After that I keep an eye on her—and him. He ignores his own daughter, but when he thinks I am not looking, he finds mine and her best friend in a long line of kids waiting to go under a limbo pole. He looks around, then picks both of them up and throws them into the air, all the time smiling and laughing and focusing on them intently. I step up, and he slips off.
A few days later I call my daughter’s teacher. I was uncomfortable, I tell her. No other father in the room was hanging around other people’s children in that way. It was inappropriate, and if that man comes to school, I don’t want him alone with my daughter. “Funny you should say that,” she says. “He showed up for a field trip the other day. He spent so much time with another child that I thought he was that child’s parent and sent a note home to the wrong family.”
I go home and tell my nanny. Someone’s going to call, and it won’t be him. Likely it will be the child, perhaps the mom. They’re going to invite my daughter over to play. Just be ready because she isn’t going.
“What do I say?” my nanny asks, panicked. “I don’t know what to say.”
I stare at her incredulously. “Tell them she’s sick,” I say evenly. “Tell them she was abducted by aliens. Tell them she’s pulling the wings off flies or doing quadratic equations. I don’t care what you tell them. But she is never going.”
Within a week, the call comes.
I tell the parents of my daughter’s best friend because she was targeted too. Their daughter doesn’t go either—for a while. But time and social norms wear her parents down. “What could we say?” they ask me. “It was during the day. He wasn’t home. I don’t think he’d do anything during the day with the sitter there, do you?”
Maybe he won’t, I think. Maybe he isn’t even a child molester. Maybe I am wrong about this. But if he is, he will not hesitate to come home early from work, dismiss the sitter, and take a little girl’s trusting face in his hands and tell her he will teach her a new game.
I don’t know what to say to these parents. In their heart of hearts they believe what they want to believe. He is middle-class, wears a suit, goes to work every day, pays his bills, takes his family on vacation, and seems like a nice person. He is a “nice” man in their world, and niceness, they believe—they want badly to believe—is a character trait, not a decision. They are afraid of strangers. I am afraid of him. (pp. 79–80)
Should You Read Predators?
Be aware that the descriptions of sexual abuse in the book may (or perhaps should) evoke strong emotional or physiological responses. At times, the true evil exposed can be heart-wrenching or physically sickening. (I would caution those who have experienced severe sexual abuse.) It is, however, my strong recommendation that Predators be read by every parent, minister, grandparent, educator, church worker, social worker, criminal justice worker, police officer, or doctor.

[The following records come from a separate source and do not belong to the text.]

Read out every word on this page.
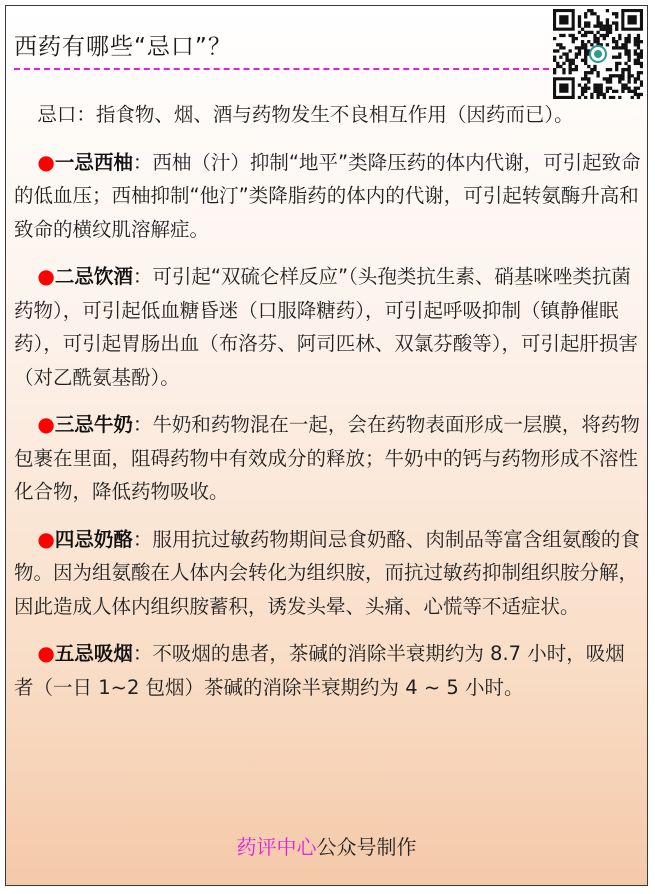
西药有哪些“忌口”？

忌口：指食物、烟、酒与药物发生不良相互作用（因药而已）。

●一忌西柚：西柚（汁）抑制“地平”类降压药的体内代谢，可引起致命的低血压；西柚抑制“他汀”类降脂药的体内的代谢，可引起转氨酶升高和致命的横纹肌溶解症。

●二忌饮酒：可引起“双硫仑样反应”（头孢类抗生素、硝基咪唑类抗菌药物），可引起低血糖昏迷（口服降糖药），可引起呼吸抑制（镇静催眠药），可引起胃肠出血（布洛芬、阿司匹林、双氯芬酸等），可引起肝损害（对乙酰氨基酚）。

●三忌牛奶：牛奶和药物混在一起，会在药物表面形成一层膜，将药物包裹在里面，阻碍药物中有效成分的释放；牛奶中的钙与药物形成不溶性化合物，降低药物吸收。

●四忌奶酪：服用抗过敏药物期间忌食奶酪、肉制品等富含组氨酸的食物。因为组氨酸在人体内会转化为组织胺，而抗过敏药抑制组织胺分解，因此造成人体内组织胺蓄积，诱发头晕、头痛、心慌等不适症状。

●五忌吸烟：不吸烟的患者，茶碱的消除半衰期约为 8.7 小时，吸烟者（一日 1~2 包烟）茶碱的消除半衰期约为 4 ~ 5 小时。

药评中心公众号制作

Parents especially need to understand the scope of the problem, and be well informed about what risks they can easily avoid and what they should watch for in protecting their children. There is a misappropriation of effort in educating children to be aware of “stranger danger” (which is important, nevertheless), and the situational awareness parents must have to adequately perform their job of protecting their children.
For Further Reading
Although much more clinical, I have also found Dr. Salter’s Transforming Trauma: A Guide to Understanding and Treating Adult Survivors of Child Sexual Abuse to be especially helpful in understanding the long-term affects of childhood sexual abuse.
When I finish a few more books, I’ll BLOG them as a resource guide, or add them to this entry.